Bagikan:

Mantan Presiden Jokowi akhirnya buka suara. Ia akan menunjukkan ijazah aslinya di pengadilan. Tapi publik terlanjur gaduh. Di ruang digital yang bising, narasi sudah jadi vonis. Bukan logika, melainkan persepsi yang memimpin.

Ini bukan pertama kalinya isu ini muncul. Tapi medio 2025 menjadi babak paling gaduh. Tim Pembela Ulama dan Aktivis  (TPUA), kelompok yang menggugat keaslian ijazah Jokowi, kembali menyerang. Kali ini lebih rapi. Lebih percaya diri. Mereka mendatangi Jokowi dan UGM. Membawa klaim, tuntutan, dan nada ultimatum.

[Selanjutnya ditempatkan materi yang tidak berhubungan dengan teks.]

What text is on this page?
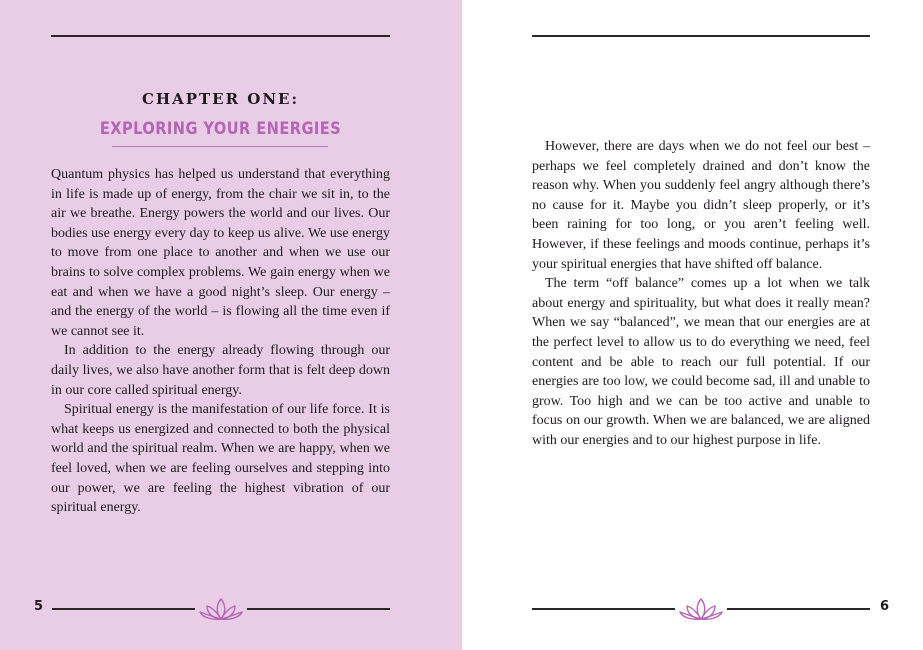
CHAPTER ONE:
EXPLORING YOUR ENERGIES

Quantum physics has helped us understand that everything in life is made up of energy, from the chair we sit in, to the air we breathe. Energy powers the world and our lives. Our bodies use energy every day to keep us alive. We use energy to move from one place to another and when we use our brains to solve complex problems. We gain energy when we eat and when we have a good night’s sleep. Our energy – and the energy of the world – is flowing all the time even if we cannot see it.

In addition to the energy already flowing through our daily lives, we also have another form that is felt deep down in our core called spiritual energy.

Spiritual energy is the manifestation of our life force. It is what keeps us energized and connected to both the physical world and the spiritual realm. When we are happy, when we feel loved, when we are feeling ourselves and stepping into our power, we are feeling the highest vibration of our spiritual energy.

5

However, there are days when we do not feel our best – perhaps we feel completely drained and don’t know the reason why. When you suddenly feel angry although there’s no cause for it. Maybe you didn’t sleep properly, or it’s been raining for too long, or you aren’t feeling well. However, if these feelings and moods continue, perhaps it’s your spiritual energies that have shifted off balance.

The term “off balance” comes up a lot when we talk about energy and spirituality, but what does it really mean? When we say “balanced”, we mean that our energies are at the perfect level to allow us to do everything we need, feel content and be able to reach our full potential. If our energies are too low, we could become sad, ill and unable to grow. Too high and we can be too active and unable to focus on our growth. When we are balanced, we are aligned with our energies and to our highest purpose in life.

6
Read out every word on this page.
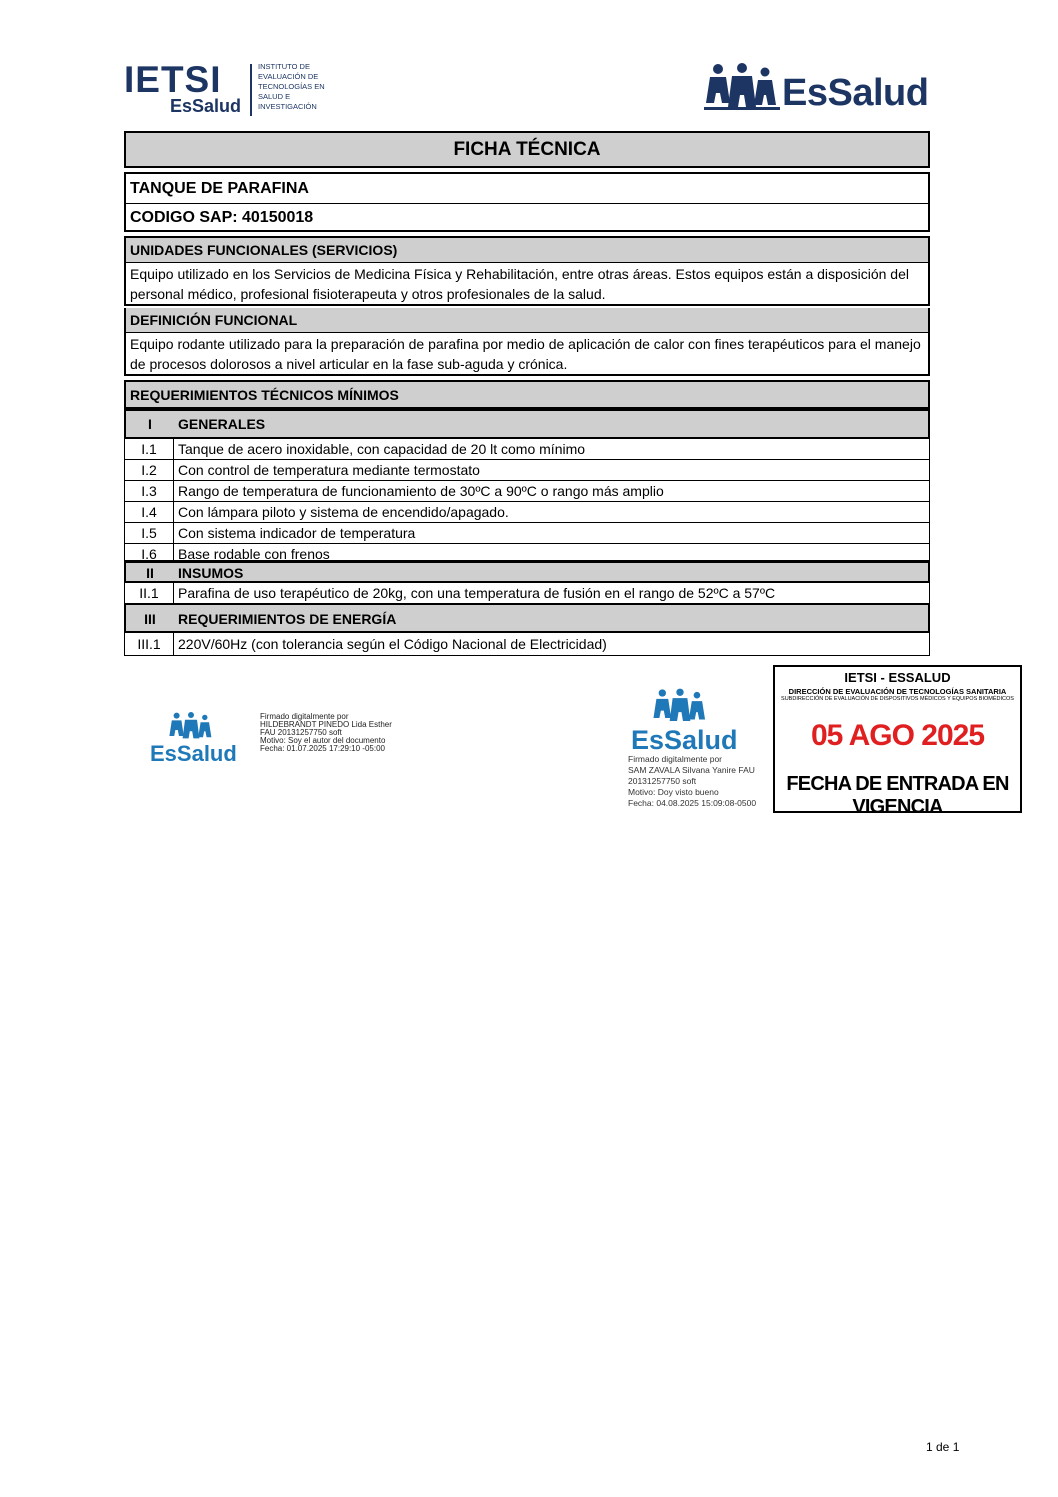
IETSI
EsSalud
INSTITUTO DE
EVALUACIÓN DE
TECNOLOGÍAS EN
SALUD E
INVESTIGACIÓN	EsSalud
FICHA TÉCNICA
TANQUE DE PARAFINA
CODIGO SAP: 40150018
UNIDADES FUNCIONALES (SERVICIOS)
Equipo utilizado en los Servicios de Medicina Física y Rehabilitación, entre otras áreas. Estos equipos están a disposición del personal médico, profesional fisioterapeuta y otros profesionales de la salud.
DEFINICIÓN FUNCIONAL
Equipo rodante utilizado para la preparación de parafina por medio de aplicación de calor con fines terapéuticos para el manejo de procesos dolorosos a nivel articular en la fase sub-aguda y crónica.
REQUERIMIENTOS TÉCNICOS MÍNIMOS
I	GENERALES
I.1	Tanque de acero inoxidable, con capacidad de 20 lt como mínimo
I.2	Con control de temperatura mediante termostato
I.3	Rango de temperatura de funcionamiento de 30ºC a 90ºC o rango más amplio
I.4	Con lámpara piloto y sistema de encendido/apagado.
I.5	Con sistema indicador de temperatura
I.6	Base rodable con frenos
II	INSUMOS
II.1	Parafina de uso terapéutico de 20kg, con una temperatura de fusión en el rango de 52ºC a 57ºC
III	REQUERIMIENTOS DE ENERGÍA
III.1	220V/60Hz (con tolerancia según el Código Nacional de Electricidad)
EsSalud
Firmado digitalmente por
HILDEBRANDT PINEDO Lida Esther
FAU 20131257750 soft
Motivo: Soy el autor del documento
Fecha: 01.07.2025 17:29:10 -05:00	EsSalud
Firmado digitalmente por
SAM ZAVALA Silvana Yanire FAU
20131257750 soft
Motivo: Doy visto bueno
Fecha: 04.08.2025 15:09:08-0500
IETSI - ESSALUD
DIRECCIÓN DE EVALUACIÓN DE TECNOLOGÍAS SANITARIA
SUBDIRECCIÓN DE EVALUACIÓN DE DISPOSITIVOS MÉDICOS Y EQUIPOS BIOMÉDICOS
05 AGO 2025
FECHA DE ENTRADA EN VIGENCIA
1 de 1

Jokowi bereaksi keras. "Tidak ada kewajiban saya menunjukkan ijazah ke mereka," katanya. Pernyataan itu langsung memantik api. Diterjemahkan sebagai: ‘Jokowi menghindar.’ Padahal, tidak. Ia memilih jalur hukum. Ia tak tinggal diam. Ia siapkan perlawanan balik: gugatan balik atas dugaan pencemaran nama baik dan pembunuhan karakter.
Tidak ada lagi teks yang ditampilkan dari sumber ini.